Overview

This study aims to evaluate neurophysiological responses and symptom changes in individuals with Restless Legs Syndrome (RLS) and/or chronic pain. Participants will undergo standard clinical assessments including EEG, EMG, h-reflex, SSEP, ERP, and TMS under varying SCS conditions.The study involves 4 arms. Arm 1 are individuals diagnosed with RLS and Healthy Controls.
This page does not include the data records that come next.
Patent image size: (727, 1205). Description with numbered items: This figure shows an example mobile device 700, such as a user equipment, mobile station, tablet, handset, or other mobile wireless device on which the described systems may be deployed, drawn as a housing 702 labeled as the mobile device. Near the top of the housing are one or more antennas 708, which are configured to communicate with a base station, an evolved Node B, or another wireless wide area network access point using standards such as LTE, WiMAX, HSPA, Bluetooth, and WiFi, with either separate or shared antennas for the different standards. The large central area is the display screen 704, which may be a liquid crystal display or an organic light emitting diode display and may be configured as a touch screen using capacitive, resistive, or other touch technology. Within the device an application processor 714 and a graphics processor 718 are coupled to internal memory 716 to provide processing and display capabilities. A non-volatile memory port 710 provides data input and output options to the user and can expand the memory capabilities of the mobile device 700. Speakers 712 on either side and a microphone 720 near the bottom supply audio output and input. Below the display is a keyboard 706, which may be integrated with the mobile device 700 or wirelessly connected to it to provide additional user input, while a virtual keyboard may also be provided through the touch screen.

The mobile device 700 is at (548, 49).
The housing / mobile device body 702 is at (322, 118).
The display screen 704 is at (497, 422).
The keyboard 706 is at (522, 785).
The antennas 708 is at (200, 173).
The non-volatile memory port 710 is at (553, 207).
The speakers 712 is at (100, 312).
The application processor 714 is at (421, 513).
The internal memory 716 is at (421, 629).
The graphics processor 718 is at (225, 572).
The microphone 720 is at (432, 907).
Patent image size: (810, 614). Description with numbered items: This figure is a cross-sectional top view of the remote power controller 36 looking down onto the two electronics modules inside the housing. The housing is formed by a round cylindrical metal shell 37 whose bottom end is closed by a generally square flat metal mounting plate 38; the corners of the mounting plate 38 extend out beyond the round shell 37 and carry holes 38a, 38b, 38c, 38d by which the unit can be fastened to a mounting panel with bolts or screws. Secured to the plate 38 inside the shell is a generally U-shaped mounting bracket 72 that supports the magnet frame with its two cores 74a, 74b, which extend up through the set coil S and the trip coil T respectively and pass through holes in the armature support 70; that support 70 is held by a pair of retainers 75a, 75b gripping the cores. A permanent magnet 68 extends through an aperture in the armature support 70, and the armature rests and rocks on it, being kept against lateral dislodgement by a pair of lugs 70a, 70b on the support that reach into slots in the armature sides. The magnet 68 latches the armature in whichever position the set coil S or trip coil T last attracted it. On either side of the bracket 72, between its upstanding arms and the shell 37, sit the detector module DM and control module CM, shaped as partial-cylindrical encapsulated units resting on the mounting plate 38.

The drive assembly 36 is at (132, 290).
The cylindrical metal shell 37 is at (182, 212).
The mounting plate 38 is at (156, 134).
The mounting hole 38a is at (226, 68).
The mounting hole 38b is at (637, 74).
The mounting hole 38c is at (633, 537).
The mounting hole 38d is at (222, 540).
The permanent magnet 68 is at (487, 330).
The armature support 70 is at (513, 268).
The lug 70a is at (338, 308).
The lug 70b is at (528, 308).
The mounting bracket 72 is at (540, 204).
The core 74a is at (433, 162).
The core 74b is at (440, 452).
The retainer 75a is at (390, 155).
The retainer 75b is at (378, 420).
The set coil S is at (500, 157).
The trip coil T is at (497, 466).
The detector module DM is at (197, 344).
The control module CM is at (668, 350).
Arm 2 are individuals diagnosed with RLS and have an existing SCS. Arm 3 are individuals diagnosed with RLS and scheduled to receive a SCS. Arm 4 are individuals with chronic pain and have a SCS, but no diagnosis of RLS.

Eligibility

Inclusion Criteria:

• Has Restless Leg Syndrome
• No major changes in RLS medications in past 4 weeks
• Willing and able to comply with study protocol
• Healthy Controls - No RLS diagnosis
• Ability to provide informed consent

Exclusion Criteria:

• Any mental or physical limitation that would prevent completing any of the studies
• Currently using another device to treat RLS
• Unable or unwilling to comply with study protocols
• Other medical condition that would put the subject at risk as determined by the investigator
• Pregnant, breastfeeding, or trying to become pregnant
• Currently participating or planning to participate in any other investigational clinical evaluation during the study period that may, in the opinion of the investigator, affect RLS
• One or more of the following diseases: spinal cord injury, severe peripheral neuropathy or radiculopathy, severe psychiatric or cognitive disorder that may interfere with participation of the study, history of drug or alcohol abuse within the past year, epilepsy or seizure disorder, current active or chronic infection other than the common cold, malignancy within the past 5 years (not including basal cell or squamous cell skin cancer), severe movement disorder (i.e. Parkinson's disease), deep vein thrombosis, or multiple sclerosis.